Wednesday, August 20, 2014
Judge Christopher R. Cooper (D.D.C.) earlier this week in Rufer v. FEC granted a plaintiff's motion to send its First Amendment challenge to the restriction on contributions to political parties to the en banc D.C. Circuit for consideration. But in the same ruling, Judge Cooper denied a motion to temporarily enjoin the law.
The seemingly mixed ruling means that the court sees the challenge as both including "substantial, non-frivolous constitutional claims that are not clearly foreclosed by Supreme Court precedent" (thus meeting the statutory standard for appointment of an en banc circuit court under FECA) and "in tension with forty years of Supreme Court jurisprudence upholding contribution limits to political parties" (thus failing the likely-to-succeed-on-the-merits standard for a preliminary injunction).

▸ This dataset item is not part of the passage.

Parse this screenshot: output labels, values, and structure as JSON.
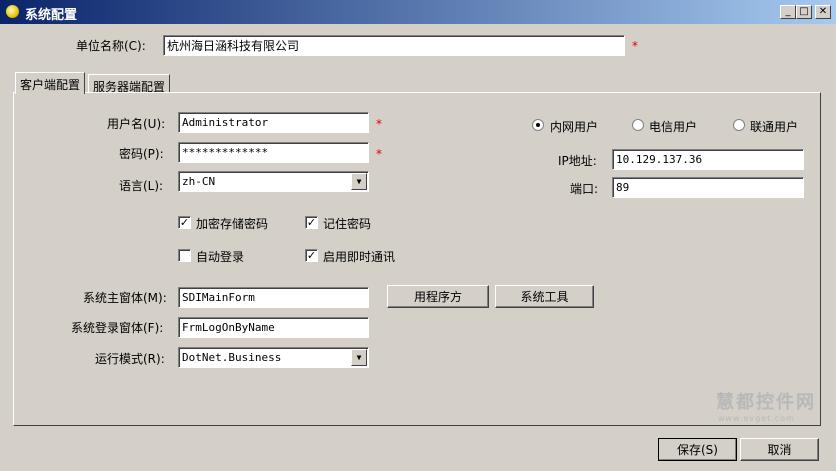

In plain language, the ruling seems to reflect the court's view that while current Supreme Court doctrine supports contribution limits to political parties, that's likely to change.
He's probably right.
But Judge Cooper's decision is not a ruling on the merits. It only sends the constitutional question to the en banc D.C. Circuit ("after developing an appropriate factual record"), thus fast-tracking it to the Supreme Court, and presages the likely end result with this Supreme Court: the federal limit on contributions to political parties will almost surely go down.

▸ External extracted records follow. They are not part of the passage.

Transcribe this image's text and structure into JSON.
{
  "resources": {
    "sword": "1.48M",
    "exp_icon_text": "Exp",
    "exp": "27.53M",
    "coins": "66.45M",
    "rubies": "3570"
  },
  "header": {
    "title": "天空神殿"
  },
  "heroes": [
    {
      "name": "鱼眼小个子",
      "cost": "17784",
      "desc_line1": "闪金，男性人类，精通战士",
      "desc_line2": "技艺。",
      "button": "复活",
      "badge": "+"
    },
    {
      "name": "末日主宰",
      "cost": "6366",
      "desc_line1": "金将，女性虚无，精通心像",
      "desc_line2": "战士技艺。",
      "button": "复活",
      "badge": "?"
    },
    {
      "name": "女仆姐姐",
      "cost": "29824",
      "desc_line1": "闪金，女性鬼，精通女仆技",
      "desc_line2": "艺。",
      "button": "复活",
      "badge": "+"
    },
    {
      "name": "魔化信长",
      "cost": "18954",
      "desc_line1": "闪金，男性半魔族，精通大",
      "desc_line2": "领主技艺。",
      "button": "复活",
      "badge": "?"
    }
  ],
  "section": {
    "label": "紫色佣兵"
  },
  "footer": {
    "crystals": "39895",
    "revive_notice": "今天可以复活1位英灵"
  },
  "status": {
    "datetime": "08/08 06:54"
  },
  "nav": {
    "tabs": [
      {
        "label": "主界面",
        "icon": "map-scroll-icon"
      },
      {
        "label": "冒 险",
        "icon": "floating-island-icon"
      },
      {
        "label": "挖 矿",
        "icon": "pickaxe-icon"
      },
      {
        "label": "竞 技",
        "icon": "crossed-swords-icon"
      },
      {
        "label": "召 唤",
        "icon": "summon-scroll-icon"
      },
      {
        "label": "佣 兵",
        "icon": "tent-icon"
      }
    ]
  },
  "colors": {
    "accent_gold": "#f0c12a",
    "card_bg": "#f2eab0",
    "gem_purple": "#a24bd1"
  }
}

The case was brought by the national and state Republicans and Libertarians challenging the federal restriction on base contributions to political parties. The plaintiffs argued that they could segregate contributions for independent expenditures in separate accounts, and therefore avoid quid pro quo corruption or its appearance--the two government interests that the Court has said justify contribution limits to candidates and political parties. Judge Cooper said it better:
This case sits at the confluence of two currents of First Amendment jurisprudence concerning federal campaign finance: the constitutional permissibility of limiting contributions to federal candidates and political parties, and the constitutional impermissibility of limiting contributions to independent entities whose campaign expenditures are not coordinated with candidates or parties. Plaintiffs rest their challenge on the latter current; the FEC resists it on the former.
Judge Cooper ruled that the plaintiffs' free speech challenge to the contribution limits raised significant enough questions to justify sending the issue to the en banc D.C. Circuit, a procedure available under FECA designed to get important issues quickly before a full circuit court and ultimately the Supreme Court. But at the same time, Judge Cooper denied a plaintiff's motion for a preliminary injunction, ruling that well settled (for now) Supreme Court precedent meant that the plaintiffs couldn't show that they were likely to succeed on the merits.

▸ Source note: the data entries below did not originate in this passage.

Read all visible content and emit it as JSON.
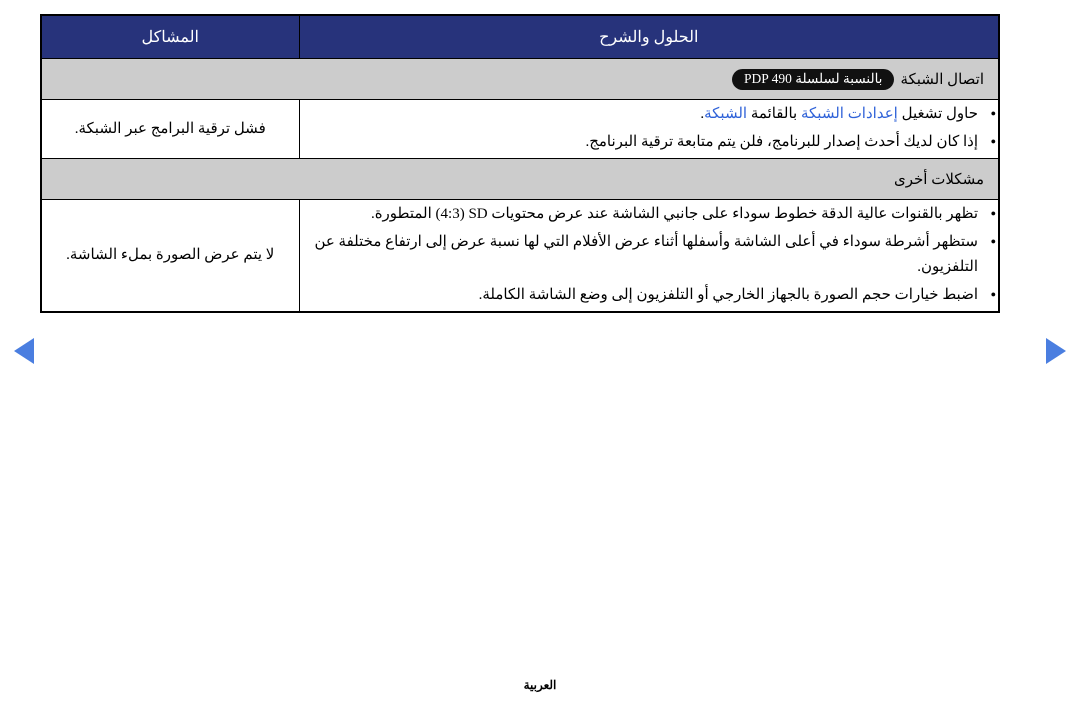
{
  "nav": {
    "prev_label": "◀",
    "next_label": "▶",
    "arrow_color": "#4a7ee0"
  },
  "table": {
    "header": {
      "solutions": "الحلول والشرح",
      "problems": "المشاكل",
      "background": "#27337b",
      "text_color": "#ffffff"
    },
    "sections": [
      {
        "title_prefix": "اتصال الشبكة",
        "badge": "بالنسبة لسلسلة",
        "badge_model": "PDP 490",
        "background": "#cccccc",
        "rows": [
          {
            "problem": "فشل ترقية البرامج عبر الشبكة.",
            "bullets": [
              {
                "parts": [
                  {
                    "text": "حاول تشغيل ",
                    "style": "normal"
                  },
                  {
                    "text": "إعدادات الشبكة",
                    "style": "blue"
                  },
                  {
                    "text": " بالقائمة ",
                    "style": "normal"
                  },
                  {
                    "text": "الشبكة",
                    "style": "blue"
                  },
                  {
                    "text": ".",
                    "style": "normal"
                  }
                ]
              },
              {
                "parts": [
                  {
                    "text": "إذا كان لديك أحدث إصدار للبرنامج، فلن يتم متابعة ترقية البرنامج.",
                    "style": "normal"
                  }
                ]
              }
            ]
          }
        ]
      },
      {
        "title_prefix": "مشكلات أخرى",
        "badge": "",
        "badge_model": "",
        "background": "#cccccc",
        "rows": [
          {
            "problem": "لا يتم عرض الصورة بملء الشاشة.",
            "bullets": [
              {
                "parts": [
                  {
                    "text": "تظهر بالقنوات عالية الدقة خطوط سوداء على جانبي الشاشة عند عرض محتويات ",
                    "style": "normal"
                  },
                  {
                    "text": "(4:3) SD",
                    "style": "ltr"
                  },
                  {
                    "text": " المتطورة.",
                    "style": "normal"
                  }
                ]
              },
              {
                "parts": [
                  {
                    "text": "ستظهر أشرطة سوداء في أعلى الشاشة وأسفلها أثناء عرض الأفلام التي لها نسبة عرض إلى ارتفاع مختلفة عن التلفزيون.",
                    "style": "normal"
                  }
                ]
              },
              {
                "parts": [
                  {
                    "text": "اضبط خيارات حجم الصورة بالجهاز الخارجي أو التلفزيون إلى وضع الشاشة الكاملة.",
                    "style": "normal"
                  }
                ]
              }
            ]
          }
        ]
      }
    ]
  },
  "footer": {
    "language": "العربية"
  }
}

Taken together, the two sides of this ruling mean that the court understands the current state of the law, but can also read the tea leaves--which say that the law's likely to change.
Judge Cooper's decision isn't a ruling on the merits. Still, it fast-tracks the case to the en banc D.C. Circuit and then, inevitably, to the Supreme Court. It also presages the likely result in this Supreme Court: contribution limits to political parties will almost surely go down.